Increasing the urgency with which we care for the planet

While the desire to pass on living on this planet to the next generation is applicable regardless of your procreative status, it becomes more actualized and urgent when you have a little personified being whom you are crazy about. Climate change is real and urgent; doing what we can with the time we are given to mitigate that is the only conceivable legacy we could leave. We spent the winter deepening our vermicompost practice and exploring regenerative methods of propagation. Our goats and turkeys overwintered on our cannabis field, adding tons of regenerative organic fertilizer and microbes back into our soil.
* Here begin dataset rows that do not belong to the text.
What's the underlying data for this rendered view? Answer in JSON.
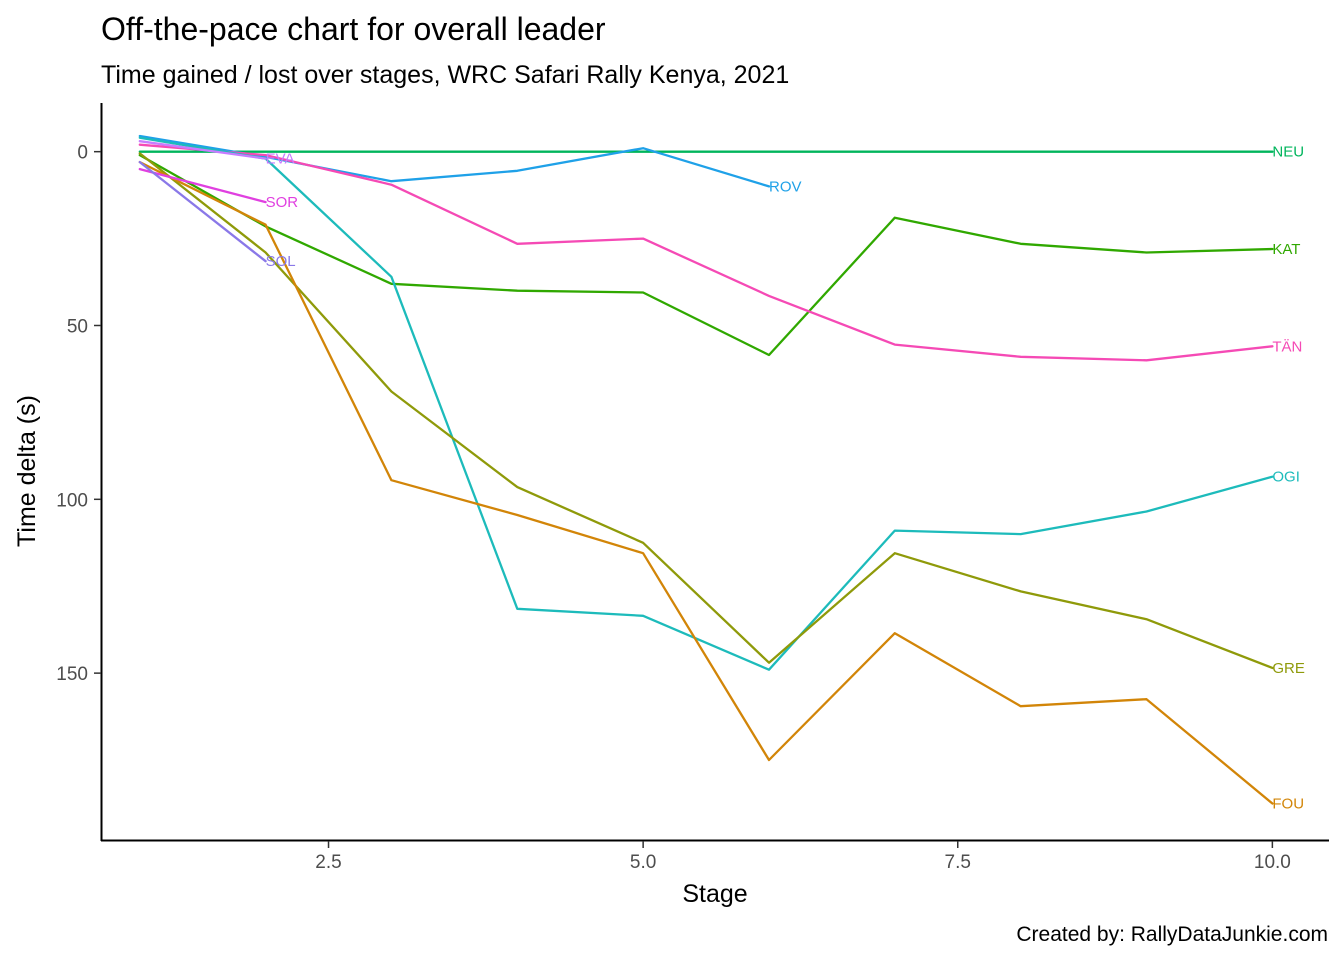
{
  "chart_data": {
    "type": "line",
    "title": "Off-the-pace chart for overall leader",
    "subtitle": "Time gained / lost over stages, WRC Safari Rally Kenya, 2021",
    "xlabel": "Stage",
    "ylabel": "Time delta (s)",
    "caption": "Created by: RallyDataJunkie.com",
    "xlim": [
      0.7,
      10.45
    ],
    "ylim": [
      -14,
      198
    ],
    "y_reversed": true,
    "x_ticks": [
      2.5,
      5.0,
      7.5,
      10.0
    ],
    "x_tick_labels": [
      "2.5",
      "5.0",
      "7.5",
      "10.0"
    ],
    "y_ticks": [
      0,
      50,
      100,
      150
    ],
    "y_tick_labels": [
      "0",
      "50",
      "100",
      "150"
    ],
    "grid": false,
    "legend": "none",
    "series": [
      {
        "name": "NEU",
        "color": "#00b55c",
        "x": [
          1,
          2,
          3,
          4,
          5,
          6,
          7,
          8,
          9,
          10
        ],
        "y": [
          0,
          0,
          0,
          0,
          0,
          0,
          0,
          0,
          0,
          0
        ]
      },
      {
        "name": "ROV",
        "color": "#1fa1e8",
        "x": [
          1,
          2,
          3,
          4,
          5,
          6
        ],
        "y": [
          -4.5,
          1.5,
          8.5,
          5.5,
          -1,
          10
        ]
      },
      {
        "name": "KAT",
        "color": "#30a800",
        "x": [
          1,
          2,
          3,
          4,
          5,
          6,
          7,
          8,
          9,
          10
        ],
        "y": [
          1,
          21.5,
          38,
          40,
          40.5,
          58.5,
          19,
          26.5,
          29,
          28
        ]
      },
      {
        "name": "TÄN",
        "color": "#f54ab5",
        "x": [
          1,
          2,
          3,
          4,
          5,
          6,
          7,
          8,
          9,
          10
        ],
        "y": [
          -2,
          1,
          9.5,
          26.5,
          25,
          41.5,
          55.5,
          59,
          60,
          56
        ]
      },
      {
        "name": "OGI",
        "color": "#1dbbbb",
        "x": [
          1,
          2,
          3,
          4,
          5,
          6,
          7,
          8,
          9,
          10
        ],
        "y": [
          -4,
          2,
          36,
          131.5,
          133.5,
          149,
          109,
          110,
          103.5,
          93.5
        ]
      },
      {
        "name": "GRE",
        "color": "#8f9a0a",
        "x": [
          1,
          2,
          3,
          4,
          5,
          6,
          7,
          8,
          9,
          10
        ],
        "y": [
          0.5,
          29,
          69,
          96.5,
          112.5,
          147,
          115.5,
          126.5,
          134.5,
          148.5
        ]
      },
      {
        "name": "FOU",
        "color": "#d28508",
        "x": [
          1,
          2,
          3,
          4,
          5,
          6,
          7,
          8,
          9,
          10
        ],
        "y": [
          3,
          21,
          94.5,
          104.5,
          115.5,
          175,
          138.5,
          159.5,
          157.5,
          187.5
        ]
      },
      {
        "name": "EVA",
        "color": "#c77cff",
        "x": [
          1,
          2
        ],
        "y": [
          -3,
          2
        ]
      },
      {
        "name": "SOR",
        "color": "#e040e0",
        "x": [
          1,
          2
        ],
        "y": [
          5,
          14.5
        ]
      },
      {
        "name": "SOL",
        "color": "#8a78e8",
        "x": [
          1,
          2
        ],
        "y": [
          3,
          31.5
        ]
      }
    ]
  }
}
They’re also an herbicide-free method of controlling weeds and the other pests that come with overgrowth. We aren’t as carbon negative as we want to be yet, but we are making the incremental changes to make that happen.       

 

 No more powering through 16-hour days

When things got tough, we just worked harder. 100-hour weeks; no days off. We couldn’t go anywhere during lockdown, so we just worked more, thinking we were taking care of ourselves by spending more time outside, receiving the mental health benefits of gardening, and working off our anxiety. We became workaholics. Adults are great at ignoring their needs and powering through, but babies aren’t. Our first-year farming with baby changed our work habits for the better. We took frequent breaks for naps and feedings and playing. And guess what? The line between work and play blurred for us, too.